Frederick Augustus Heinze was an American mining engineer and businessman. He was one of the three Copper Kings of Butte, Montana, together with William Andrews Clark and Marcus Daly.
Background
Frederick Heinze was born on December 5, 1869, in New York City, New York, United States. His father, Otto Heinze, was a German; his mother, Lida March Lacey, was a Connecticut Yankee with a strain of Irish blood. His father named him Fritz, but while still a schoolboy he dropped the name as too German and thereafter generally signed himself Frederick Augustus; he gave his first name as Frederick when applying for a marriage license.
Education
Frederick was educated at the Brooklyn Polytechnic Institute, the Columbia School of Mines, and in Germany.
Career
After graduating from Columbia in 1889 Frederick Heinze went to Butte, Montana, where he found employment as an engineer with the Boston & Montana Mining Company. Although William A. Clark and Marcus Daly were then developing their organizations and beginning to control the copper market, Heinze, keen, alert, and resourceful, saw opportunities that they had missed.
After spending the year 1891 in New York on the editorial staff of the Engineering and Mining Journal, Heinze returned to Montana and leased the rich Estella mine from James Murray, the shrewdest operator in Butte, and manipulated the deal so that he got all the profits. In 1893 he organized the Montana Ore Purchasing Company and built a smelter for the small independent producers. He leased the abandoned Glengarry mine and found a rich vein of copper. In 1895 he bought the Rams mine for $400, 000, and made it pay him millions. From Miles Finlen, Marcus Daly’s partner, he bought the unproductive Minnie Healy mine, and within a month uncovered the richest copper vein in Butte.
When this business was prospering, Heinze decided to invade the Kootenay region in Canada. There he built a smelter and obtained a land grant to build a railroad to the coast, but the Canadian Pacific, alarmed, soon bought him out at a high price. Heinze was doubtless willing to sell because he saw impending a fight with the large copper companies at Butte. The chief weapon on both sides was the “apex law, ” under the terms of which the owner of the apex of a vein of ore could follow the vein downward even under the land of another. Heinze’s intimate knowledge of the ore deposits around Butte and his clever imagination enabled him to turn the "apex law” to his advantage. The Boston & Montana Company began the fight by suing Heinze. When the newly created Amalgamated Copper Company absorbed the former company it inherited this suit along with a number of others.
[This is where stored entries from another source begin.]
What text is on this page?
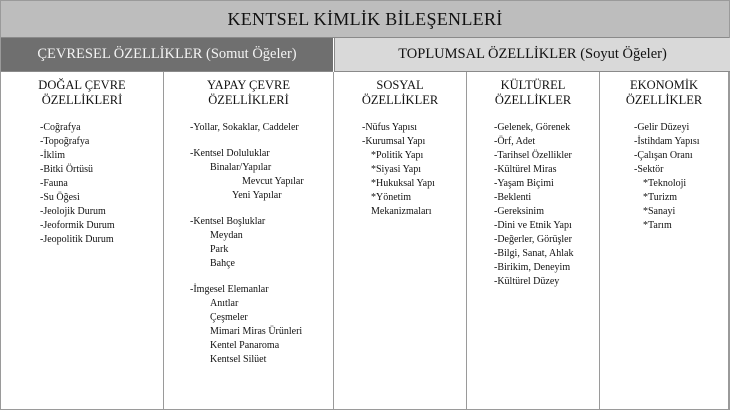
KENTSEL KİMLİK BİLEŞENLERİ
ÇEVRESEL ÖZELLİKLER (Somut Öğeler)	TOPLUMSAL ÖZELLİKLER (Soyut Öğeler)
DOĞAL ÇEVRE
ÖZELLİKLERİ
-Coğrafya
-Topoğrafya
-İklim
-Bitki Örtüsü
-Fauna
-Su Öğesi
-Jeolojik Durum
-Jeoformik Durum
-Jeopolitik Durum
YAPAY ÇEVRE
ÖZELLİKLERİ
-Yollar, Sokaklar, Caddeler
-Kentsel Doluluklar
Binalar/Yapılar
Mevcut Yapılar
Yeni Yapılar
-Kentsel Boşluklar
Meydan
Park
Bahçe
-İmgesel Elemanlar
Anıtlar
Çeşmeler
Mimari Miras Ürünleri
Kentel Panaroma
Kentsel Silüet
SOSYAL
ÖZELLİKLER
-Nüfus Yapısı
-Kurumsal Yapı
*Politik Yapı
*Siyasi Yapı
*Hukuksal Yapı
*Yönetim
Mekanizmaları
KÜLTÜREL
ÖZELLİKLER
-Gelenek, Görenek
-Örf, Adet
-Tarihsel Özellikler
-Kültürel Miras
-Yaşam Biçimi
-Beklenti
-Gereksinim
-Dini ve Etnik Yapı
-Değerler, Görüşler
-Bilgi, Sanat, Ahlak
-Birikim, Deneyim
-Kültürel Düzey
EKONOMİK
ÖZELLİKLER
-Gelir Düzeyi
-İstihdam Yapısı
-Çalışan Oranı
-Sektör
*Teknoloji
*Turizm
*Sanayi
*Tarım
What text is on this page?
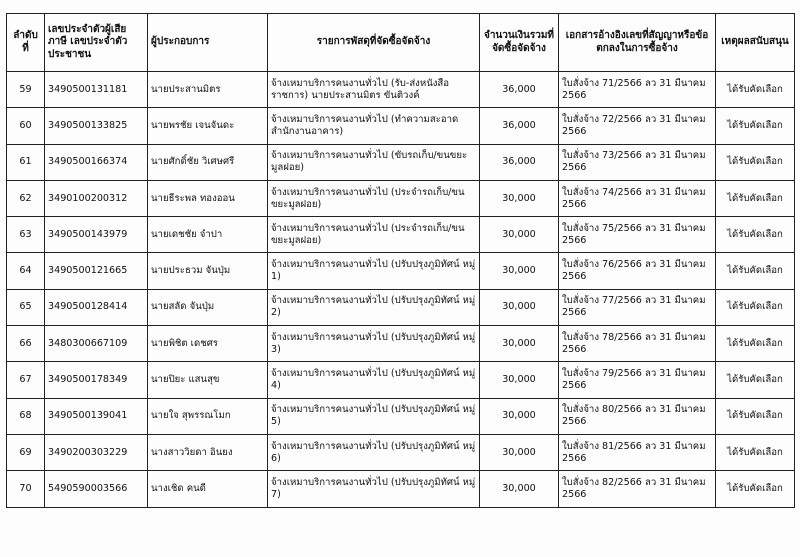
ลำดับที่	เลขประจำตัวผู้เสียภาษี เลขประจำตัวประชาชน	ผู้ประกอบการ	รายการพัสดุที่จัดซื้อจัดจ้าง	จำนวนเงินรวมที่จัดซื้อจัดจ้าง	เอกสารอ้างอิงเลขที่สัญญาหรือข้อตกลงในการซื้อจ้าง	เหตุผลสนับสนุน
59	3490500131181	นายประสานมิตร	จ้างเหมาบริการคนงานทั่วไป (รับ-ส่งหนังสือราชการ) นายประสานมิตร ขันติวงค์	36,000	ใบสั่งจ้าง 71/2566 ลว 31 มีนาคม 2566	ได้รับคัดเลือก
60	3490500133825	นายพรชัย เจนจันดะ	จ้างเหมาบริการคนงานทั่วไป (ทำความสะอาดสำนักงานอาคาร)	36,000	ใบสั่งจ้าง 72/2566 ลว 31 มีนาคม 2566	ได้รับคัดเลือก
61	3490500166374	นายศักดิ์ชัย วิเศษศรี	จ้างเหมาบริการคนงานทั่วไป (ขับรถเก็บ/ขนขยะมูลฝอย)	36,000	ใบสั่งจ้าง 73/2566 ลว 31 มีนาคม 2566	ได้รับคัดเลือก
62	3490100200312	นายธีระพล ทองออน	จ้างเหมาบริการคนงานทั่วไป (ประจำรถเก็บ/ขนขยะมูลฝอย)	30,000	ใบสั่งจ้าง 74/2566 ลว 31 มีนาคม 2566	ได้รับคัดเลือก
63	3490500143979	นายเดชชัย จำปา	จ้างเหมาบริการคนงานทั่วไป (ประจำรถเก็บ/ขนขยะมูลฝอย)	30,000	ใบสั่งจ้าง 75/2566 ลว 31 มีนาคม 2566	ได้รับคัดเลือก
64	3490500121665	นายประธวม จันปุ่ม	จ้างเหมาบริการคนงานทั่วไป (ปรับปรุงภูมิทัศน์ หมู่ 1)	30,000	ใบสั่งจ้าง 76/2566 ลว 31 มีนาคม 2566	ได้รับคัดเลือก
65	3490500128414	นายสลัด จันปุ่ม	จ้างเหมาบริการคนงานทั่วไป (ปรับปรุงภูมิทัศน์ หมู่ 2)	30,000	ใบสั่งจ้าง 77/2566 ลว 31 มีนาคม 2566	ได้รับคัดเลือก
66	3480300667109	นายพิชิต เดชศร	จ้างเหมาบริการคนงานทั่วไป (ปรับปรุงภูมิทัศน์ หมู่ 3)	30,000	ใบสั่งจ้าง 78/2566 ลว 31 มีนาคม 2566	ได้รับคัดเลือก
67	3490500178349	นายปิยะ แสนสุข	จ้างเหมาบริการคนงานทั่วไป (ปรับปรุงภูมิทัศน์ หมู่ 4)	30,000	ใบสั่งจ้าง 79/2566 ลว 31 มีนาคม 2566	ได้รับคัดเลือก
68	3490500139041	นายใจ สุพรรณโมก	จ้างเหมาบริการคนงานทั่วไป (ปรับปรุงภูมิทัศน์ หมู่ 5)	30,000	ใบสั่งจ้าง 80/2566 ลว 31 มีนาคม 2566	ได้รับคัดเลือก
69	3490200303229	นางสาววิยดา อินยง	จ้างเหมาบริการคนงานทั่วไป (ปรับปรุงภูมิทัศน์ หมู่ 6)	30,000	ใบสั่งจ้าง 81/2566 ลว 31 มีนาคม 2566	ได้รับคัดเลือก
70	5490590003566	นางเชิด คนดี	จ้างเหมาบริการคนงานทั่วไป (ปรับปรุงภูมิทัศน์ หมู่ 7)	30,000	ใบสั่งจ้าง 82/2566 ลว 31 มีนาคม 2566	ได้รับคัดเลือก
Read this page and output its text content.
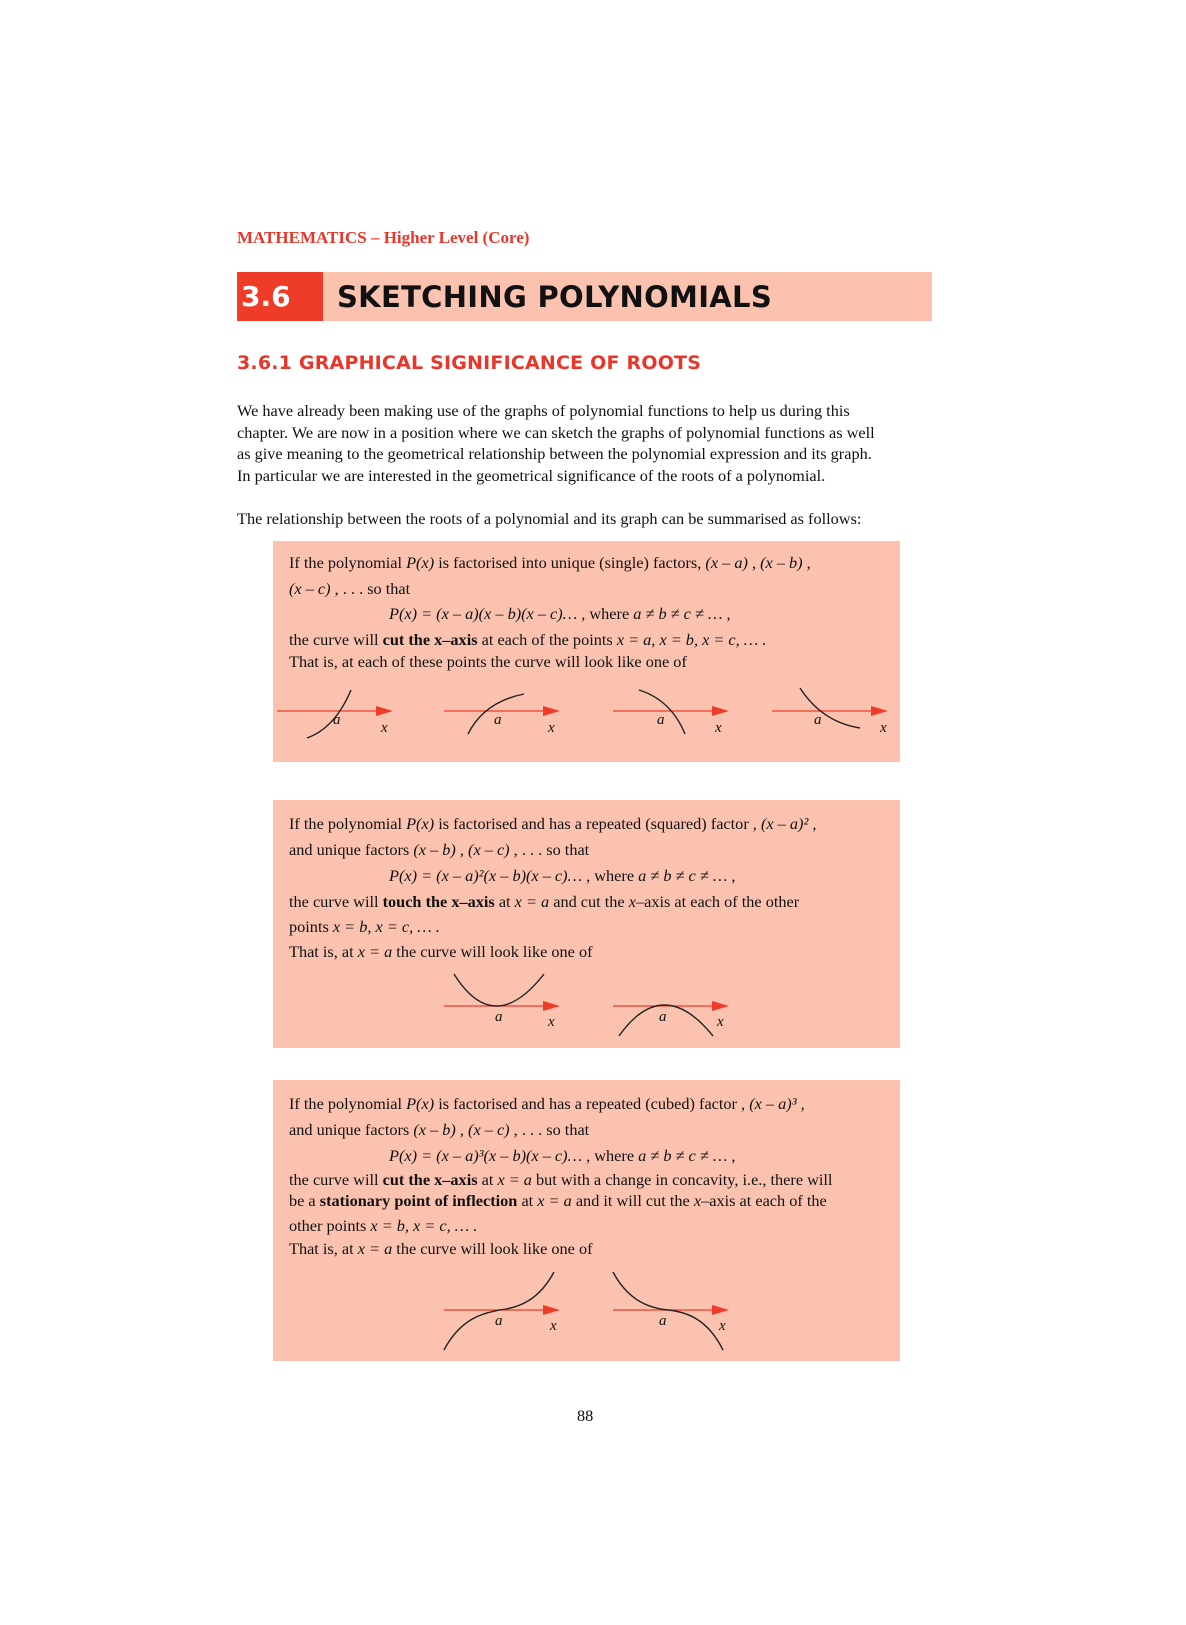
MATHEMATICS – Higher Level (Core)
3.6	SKETCHING POLYNOMIALS
3.6.1 GRAPHICAL SIGNIFICANCE OF ROOTS
We have already been making use of the graphs of polynomial functions to help us during this
chapter. We are now in a position where we can sketch the graphs of polynomial functions as well
as give meaning to the geometrical relationship between the polynomial expression and its graph.
In particular we are interested in the geometrical significance of the roots of a polynomial.
The relationship between the roots of a polynomial and its graph can be summarised as follows:
If the polynomial P(x) is factorised into unique (single) factors, (x – a) , (x – b) ,
(x – c) , . . . so that
P(x) = (x – a)(x – b)(x – c)… , where a ≠ b ≠ c ≠ … ,
the curve will cut the x–axis at each of the points x = a, x = b, x = c, … .
That is, at each of these points the curve will look like one of
a	x	a	x	a	x	a	x
If the polynomial P(x) is factorised and has a repeated (squared) factor , (x – a)² ,
and unique factors (x – b) , (x – c) , . . . so that
P(x) = (x – a)²(x – b)(x – c)… , where a ≠ b ≠ c ≠ … ,
the curve will touch the x–axis at x = a and cut the x–axis at each of the other
points x = b, x = c, … .
That is, at x = a the curve will look like one of
a	x	a	x
If the polynomial P(x) is factorised and has a repeated (cubed) factor , (x – a)³ ,
and unique factors (x – b) , (x – c) , . . . so that
P(x) = (x – a)³(x – b)(x – c)… , where a ≠ b ≠ c ≠ … ,
the curve will cut the x–axis at x = a but with a change in concavity, i.e., there will
be a stationary point of inflection at x = a and it will cut the x–axis at each of the
other points x = b, x = c, … .
That is, at x = a the curve will look like one of
a	x	a	x
88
Since these were equity cases, to be decided by judges elected by the people, there ensued a bitter political struggle. Heinze was popular, while the “trust” was dreaded. The Amalgamated cut miners’ wages and Heinze maintained them. He bought newspapers, hired bands and speakers, and succeeded in electing his men as judges. Then he claimed much Amalgamated property under the “apex law, ” and since the apex could not be determined except by excavating, it was difficult to disprove his contentions. He secured many injunctions against the Amalgamated and exploited its property until the trust gave up and closed its mines. Finally in 1903 the legislature, in special session, passed the “fair trial” bill which enabled the Amalgamated to carry its suits to other judges, and Heinze’s control of the Butte mines was weakened.
In 1906 Heinze sold most of his holdings there for $10, 500, 000. He then organized the United Copper Company and gained control of a number of banks, including the Mercantile National Bank of New York City. The Standard Oil Company, which controlled the Amalgamated, continued the fight. One of the first breaks in the panic of 1907 was the fall of United Copper stocks, which was followed by a run on the Heinze banks. The Heinze group was notified by the New York Banks Clearing House Committee that they must relinquish their offices before aid would be given their banks, and it then appeared that the panic was precipitated by the struggle to get rid of Heinze. Thereafter he never wielded his former power, although he continued to be interested in several mining and railway projects. Heinze died suddenly at Saratoga Springs, New York. Five of his speeches were published in 1902 in a volume entitled The Political Situation in Montana, 1900-1902.
Achievements
Personality
A handsome man of powerful build, Heinze had the faculty of winning and holding the loyalty of all sorts of people. He was equally at ease in a group of miners, in cultured society, and in the gambling dens of Butte. He was a convincing speaker and in political campaigns won votes by his eloquence as well as by bribery and trickery.
Connections
Frederick Heinze was married, August 31, 1910, to Berenice (Golden) Henderson, an actress, the divorced wife of Charles Henderson. Heinze and his wife were divorced in 1912, shortly after the birth of their only child, but became reconciled in 1913, just before the death of Mrs. Heinze.